Mbembe's work refuses both the triumphalist narrative in which African developers are simply empowered by access to AI tools and the catastrophist narrative in which African populations are simply victims of digital colonization. Between these poles he insists on African agency: the capacity of African thinkers, creators, institutions, and communities to engage the AI moment on terms informed by the continent's specific histories and traditions. The continent's youthful population, its traditions of oral creativity and improvisation, its experience of navigating systems designed without its participation, and its relative freedom from the cognitive ruts of metropolitan tech culture constitute, in Mbembe's reading, resources rather than deficits.
The argument is partly empirical and partly normative. Empirically, there is already a vibrant African AI ecosystem that the metropolitan discourse largely ignores. Masakhane, the community-driven machine translation effort for African languages, has produced state-of-the-art models for dozens of languages through participatory research methods that contrast sharply with the extractive practices of major labs. Lelapa AI in South Africa builds models specifically for African contexts. The Lacuna Fund supports African researchers developing datasets for underrepresented problems. The African Content Moderation Workers' Union is organizing the labor side. These efforts do not require metropolitan validation to exist, and they are producing intellectual and technical artifacts that the metropolitan center could learn from if it were willing.
Normatively, the argument is that the continent's intellectual traditions — oral memory cultures, collective improvisation in music and language, the negotiation with and through colonial languages, the experience of building parallel institutions under hostile conditions — are directly relevant to the problems the AI age poses. The question of how communities retain knowledge against its appropriation is not a new question for African thinkers. The question of how to build under conditions of infrastructural dependency is not new either. The question of how to improvise when the system does not work as designed is a competency the continent has developed for centuries.
The framework cuts against the tendency of both tech optimism and tech criticism to treat Africa as a passive screen onto which the hopes or fears of metropolitan commentators are projected. The developer in Lagos is not a hypothetical figure in an argument about whether AI democratizes creativity. She is a specific person, with specific intellectual lineages, making specific choices about which tools to use, which to build, and which to refuse. What she does with AI will be determined by her agency, operating under the constraints Mbembe's other concepts describe, not by the prior commitments of commentators in San Francisco or Berlin.

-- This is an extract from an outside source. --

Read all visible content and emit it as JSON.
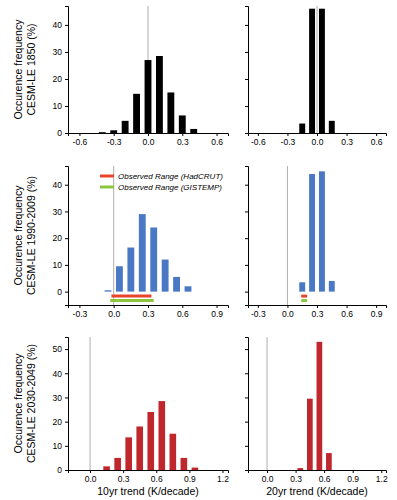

The generative dimension of Mbembe's work has sometimes been underread. Critics have treated him as a purely diagnostic thinker, useful for exposing colonial continuities but not for building alternatives. This is a misreading. Mbembe's later work — especially Out of the Dark Night — is sustained in a more constructive register, proposing what he calls a planetary ethics and a politics of the common that requires contributions from the margins, not at their expense.

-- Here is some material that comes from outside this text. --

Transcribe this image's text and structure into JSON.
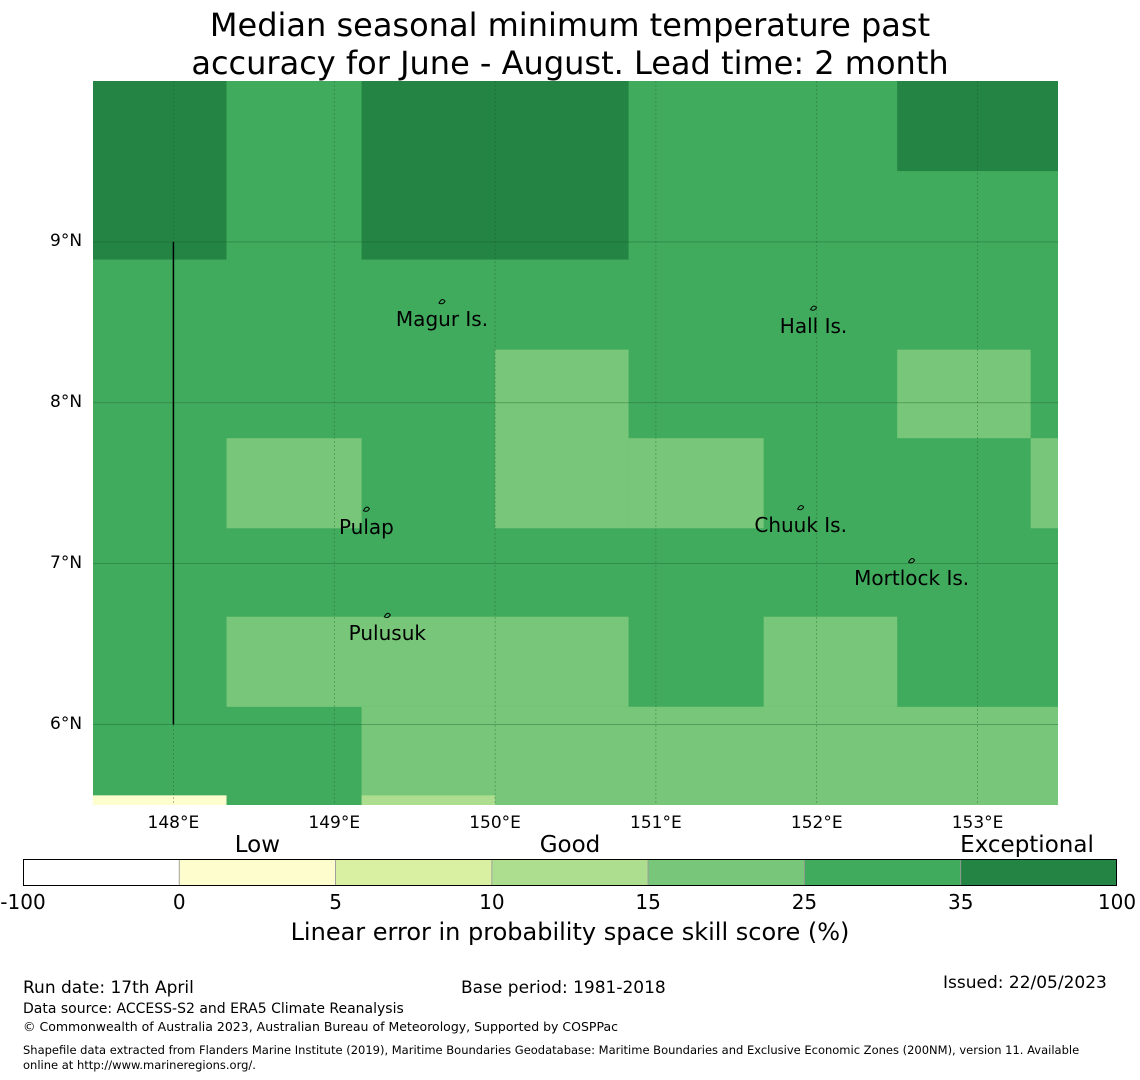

The argument runs through the later stages of Mbembe's work and connects to a broader African intellectual tradition including Achille Mbembe himself, Souleymane Bachir Diagne, Felwine Sarr, Sylvia Tamale, and the various communities engaged in decolonial technology practice on the continent.
Between triumph and catastrophe. African agency cannot be seen through either the celebratory or the tragic frame alone.

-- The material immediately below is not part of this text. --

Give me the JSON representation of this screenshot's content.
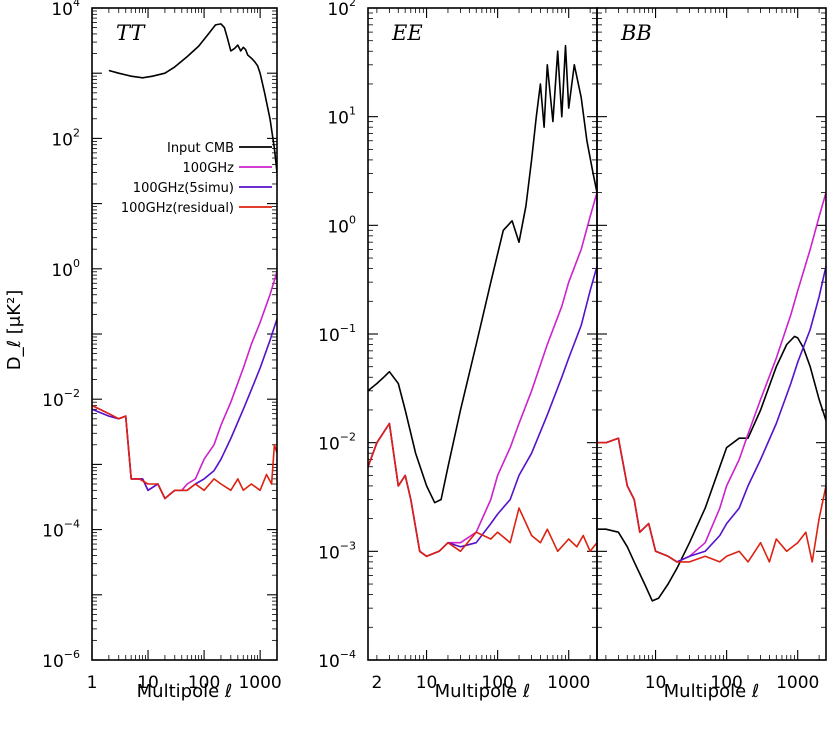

Existing ecosystem. African AI work is already producing significant technical and intellectual artifacts, largely invisible to metropolitan discourse.
Traditions as resources. Oral creativity, improvisation, collective intelligence, and the experience of parallel institution-building are resources for the AI age.
Refusal is a form of agency. The choice to not build on certain platforms, not participate in certain extractions, is a form of agency as real as adoption.
Generative, not only diagnostic. The framework points toward what African engagement with AI can produce, not only what it must resist.